Here are some of the most common questions and answers about The Lincoln Myth by Steve Berry:

Do I need to read the other books in the Cotton Malone series before reading The Lincoln Myth?

  • No, you don't. Each book in the series can be read as a standalone, as they have different plots and settings. However, you might enjoy the series more if you read them in order, as you will get to know the characters and their backgrounds better.

Is The Lincoln Myth based on a true story?

  • No, it's not. The Lincoln Myth is a historical thriller that mixes historical facts and fiction. Some of the events and characters in the book are based on real history, but some are invented or altered by the author. The author provides a detailed note at the end of the book, where he explains what is true and what is not in his story.

What is the secret that Abraham Lincoln hid in The Lincoln Myth?

  • The secret that Abraham Lincoln hid in The Lincoln Myth is a document that revealed that the original 13 colonies had signed a secret agreement that allowed them to secede from the union at any time. This agreement was later ratified by George Washington and Thomas Jefferson, but was kept secret by Lincoln during the Civil War.
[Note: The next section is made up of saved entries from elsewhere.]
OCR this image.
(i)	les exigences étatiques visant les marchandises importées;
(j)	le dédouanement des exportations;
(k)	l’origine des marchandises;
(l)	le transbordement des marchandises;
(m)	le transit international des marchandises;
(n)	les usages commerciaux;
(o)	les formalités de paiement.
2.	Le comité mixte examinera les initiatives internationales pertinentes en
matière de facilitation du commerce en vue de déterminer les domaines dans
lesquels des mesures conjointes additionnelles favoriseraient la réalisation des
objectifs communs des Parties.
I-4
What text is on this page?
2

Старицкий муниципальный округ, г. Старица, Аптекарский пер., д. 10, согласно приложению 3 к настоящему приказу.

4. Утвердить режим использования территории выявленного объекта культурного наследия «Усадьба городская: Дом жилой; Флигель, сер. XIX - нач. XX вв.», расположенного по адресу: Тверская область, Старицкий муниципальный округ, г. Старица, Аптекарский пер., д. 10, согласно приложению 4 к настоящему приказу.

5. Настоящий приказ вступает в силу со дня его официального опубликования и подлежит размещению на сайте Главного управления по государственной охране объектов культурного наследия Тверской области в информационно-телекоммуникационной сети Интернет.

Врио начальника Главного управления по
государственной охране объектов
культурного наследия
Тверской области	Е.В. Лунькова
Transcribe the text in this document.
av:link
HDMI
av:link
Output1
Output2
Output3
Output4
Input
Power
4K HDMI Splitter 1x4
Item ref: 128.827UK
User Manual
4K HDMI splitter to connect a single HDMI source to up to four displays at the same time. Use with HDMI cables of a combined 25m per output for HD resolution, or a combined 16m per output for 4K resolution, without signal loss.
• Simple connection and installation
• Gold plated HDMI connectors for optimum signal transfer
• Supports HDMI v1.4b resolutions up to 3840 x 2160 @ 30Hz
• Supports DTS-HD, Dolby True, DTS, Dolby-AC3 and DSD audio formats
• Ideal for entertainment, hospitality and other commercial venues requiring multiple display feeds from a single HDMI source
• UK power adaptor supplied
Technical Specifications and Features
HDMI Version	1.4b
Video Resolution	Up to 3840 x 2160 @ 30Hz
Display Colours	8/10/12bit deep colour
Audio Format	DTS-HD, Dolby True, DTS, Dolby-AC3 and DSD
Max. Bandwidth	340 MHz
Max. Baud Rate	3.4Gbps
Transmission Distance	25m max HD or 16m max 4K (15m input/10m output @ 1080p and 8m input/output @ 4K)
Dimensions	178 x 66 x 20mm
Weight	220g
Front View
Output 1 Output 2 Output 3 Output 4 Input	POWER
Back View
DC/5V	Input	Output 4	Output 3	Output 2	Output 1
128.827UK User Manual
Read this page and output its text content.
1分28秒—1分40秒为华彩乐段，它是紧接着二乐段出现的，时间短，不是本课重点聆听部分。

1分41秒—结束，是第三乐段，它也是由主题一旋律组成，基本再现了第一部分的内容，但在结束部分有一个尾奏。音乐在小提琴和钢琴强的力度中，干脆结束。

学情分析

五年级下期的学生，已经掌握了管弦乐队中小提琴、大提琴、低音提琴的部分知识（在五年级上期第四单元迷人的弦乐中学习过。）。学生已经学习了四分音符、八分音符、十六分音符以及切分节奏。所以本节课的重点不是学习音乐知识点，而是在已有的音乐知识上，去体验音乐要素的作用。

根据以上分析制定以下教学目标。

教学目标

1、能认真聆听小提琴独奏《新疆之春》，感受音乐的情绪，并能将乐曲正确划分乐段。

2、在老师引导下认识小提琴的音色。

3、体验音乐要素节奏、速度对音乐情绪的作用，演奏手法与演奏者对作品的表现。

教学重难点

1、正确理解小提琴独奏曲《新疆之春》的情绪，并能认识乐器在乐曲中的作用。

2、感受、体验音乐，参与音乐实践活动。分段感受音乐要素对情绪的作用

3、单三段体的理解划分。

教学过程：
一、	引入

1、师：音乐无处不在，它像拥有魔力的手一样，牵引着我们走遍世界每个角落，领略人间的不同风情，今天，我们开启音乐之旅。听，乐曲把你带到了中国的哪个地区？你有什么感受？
Who are the Commonwealth and what do they want in The Lincoln Myth?

  • The Commonwealth is a fictional group that wants to use the secret document that Lincoln hid to overthrow the U.S. government. They believe that the union is illegitimate and that each state should be independent and sovereign.

Who is Daniel Horn and what is his role in The Lincoln Myth?

  • Daniel Horn is a fictional character who is a rogue Mormon and a leader of the Commonwealth. He believes that he is fulfilling a prophecy that will make him the leader of a new Zion in America. He kidnaps an archivist named Luke Daniels, who has access to a key that can unlock the document that Lincoln hid.